Syzigium trees are one of the few native plants of the region. Credit: Renuka Kulkarni
Syzigium trees are one of the few native plants of the region. Credit: Renuka Kulkarni

However, Srinivasan disagreed. Restoring the grassland “would involve removing woody exotic plants, depleting soil seed banks of exotics, and planting framework grass species in the grassland. The grassland species have strong environmental affinities, low physiological tolerances.

“I also conducted an experiment where I transplanted some of the dominant grasses in plots where exotics had been removed.” The levels of success varied.

An equally tough obstacle is the attitude towards grasslands.

In fact, Atul Joshi, a PhD student at the National Centre for Biological Sciences, Bengaluru, said that the prevailing attitude towards ecosystems like forest-grassland mosaics and savannahs hasn’t changed much. In a paper he co-authored last year, he described how the historical forester blamed fires and indigenous communities’ cattle-grazing for the “bleak” grasslands, and sought to rejuvenate the “degraded landscape” by planting exotic tree species.

He and his fellow authors argued that the foresters of today think no different. “Despite global evidence, at least two recent, influential global analyses of vegetation have identified vast areas of tropical and subtropical grasslands and savannahs as areas suitable for afforestation and increased tree cover,” the paper stated.

Fortunately, grasslands have been receiving more favourable attention of late. The UN has declared 2021-2030 as the Decade on Ecosystem Restoration, announcing that “restoration of 350 million hectares of degraded land between now and 2030 could generate $9 trillion in ecosystem services and take an additional 13-26 gigatonnes of greenhouse gases out of the atmosphere.”

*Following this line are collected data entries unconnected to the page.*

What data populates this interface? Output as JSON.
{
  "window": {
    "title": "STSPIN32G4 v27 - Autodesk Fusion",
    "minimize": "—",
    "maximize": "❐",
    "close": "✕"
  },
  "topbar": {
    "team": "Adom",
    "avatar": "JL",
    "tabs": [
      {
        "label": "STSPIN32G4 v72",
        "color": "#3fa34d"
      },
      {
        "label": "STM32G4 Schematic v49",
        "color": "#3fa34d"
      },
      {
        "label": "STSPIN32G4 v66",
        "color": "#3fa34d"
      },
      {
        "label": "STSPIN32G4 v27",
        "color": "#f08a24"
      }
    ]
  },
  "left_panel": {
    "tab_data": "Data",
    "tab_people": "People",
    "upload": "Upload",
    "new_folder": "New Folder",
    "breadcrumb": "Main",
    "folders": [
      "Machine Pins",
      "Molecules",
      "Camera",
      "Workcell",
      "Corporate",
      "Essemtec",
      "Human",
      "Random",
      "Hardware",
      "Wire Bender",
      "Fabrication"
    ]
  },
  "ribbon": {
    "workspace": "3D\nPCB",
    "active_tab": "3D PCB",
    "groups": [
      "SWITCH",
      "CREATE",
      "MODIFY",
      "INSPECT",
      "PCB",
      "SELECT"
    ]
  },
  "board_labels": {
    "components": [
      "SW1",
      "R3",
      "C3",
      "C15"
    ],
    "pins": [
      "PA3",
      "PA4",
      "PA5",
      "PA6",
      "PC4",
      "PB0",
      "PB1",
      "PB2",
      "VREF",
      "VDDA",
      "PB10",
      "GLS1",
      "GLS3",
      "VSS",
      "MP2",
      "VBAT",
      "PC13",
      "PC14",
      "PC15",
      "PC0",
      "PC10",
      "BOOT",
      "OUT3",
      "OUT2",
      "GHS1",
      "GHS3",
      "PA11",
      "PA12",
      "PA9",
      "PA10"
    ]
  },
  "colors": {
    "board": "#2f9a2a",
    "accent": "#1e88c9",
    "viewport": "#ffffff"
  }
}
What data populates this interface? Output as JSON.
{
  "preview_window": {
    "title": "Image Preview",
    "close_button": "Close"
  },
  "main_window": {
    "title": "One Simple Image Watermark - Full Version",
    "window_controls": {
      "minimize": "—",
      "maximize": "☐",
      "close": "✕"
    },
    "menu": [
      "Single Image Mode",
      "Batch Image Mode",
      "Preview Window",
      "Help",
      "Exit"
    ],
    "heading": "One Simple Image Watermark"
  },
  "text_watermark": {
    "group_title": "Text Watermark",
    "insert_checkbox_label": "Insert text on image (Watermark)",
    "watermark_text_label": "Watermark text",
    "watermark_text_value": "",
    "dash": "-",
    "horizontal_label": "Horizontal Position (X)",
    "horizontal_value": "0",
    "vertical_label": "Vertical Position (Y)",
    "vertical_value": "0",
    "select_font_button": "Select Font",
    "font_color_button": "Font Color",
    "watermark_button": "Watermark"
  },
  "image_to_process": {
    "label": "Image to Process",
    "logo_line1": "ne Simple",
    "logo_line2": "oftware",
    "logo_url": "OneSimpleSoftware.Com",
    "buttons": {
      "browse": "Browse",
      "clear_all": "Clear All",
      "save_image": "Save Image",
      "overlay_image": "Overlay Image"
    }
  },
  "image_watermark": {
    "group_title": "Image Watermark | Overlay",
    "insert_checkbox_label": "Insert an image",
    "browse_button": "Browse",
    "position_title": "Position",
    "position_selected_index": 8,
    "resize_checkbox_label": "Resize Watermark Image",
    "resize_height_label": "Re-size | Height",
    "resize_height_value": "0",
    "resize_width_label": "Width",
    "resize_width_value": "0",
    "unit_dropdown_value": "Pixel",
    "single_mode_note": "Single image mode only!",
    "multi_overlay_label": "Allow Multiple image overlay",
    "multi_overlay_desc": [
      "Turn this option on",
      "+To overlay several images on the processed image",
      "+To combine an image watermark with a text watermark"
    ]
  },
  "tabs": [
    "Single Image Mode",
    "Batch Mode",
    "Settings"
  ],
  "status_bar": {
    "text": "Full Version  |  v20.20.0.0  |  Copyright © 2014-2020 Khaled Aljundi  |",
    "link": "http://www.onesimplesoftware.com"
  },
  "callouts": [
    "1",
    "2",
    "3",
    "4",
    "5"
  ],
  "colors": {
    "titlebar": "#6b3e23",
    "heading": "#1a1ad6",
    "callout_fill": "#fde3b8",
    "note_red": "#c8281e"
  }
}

That’s about the area of India, Nepal and Sri Lanka combined.

Declaring grasslands to be protected areas could be one way to safeguard them – but doing so could in turn have drastic consequences for the people who depend on them, like the Toda, for their livelihoods. Despite the invaders, human or botanical, they still reiterate that the Wenlock Downs is, in Goodden’s words, “as much a part of them as they are a part of it.”

Renuka Kulkarni is a science writer at ATREE, Bangalore.

Note: This article earlier stated that the Syzigium species is related to the cumin, but it is in fact the jambhul. The mistake was corrected on April 29, 2019.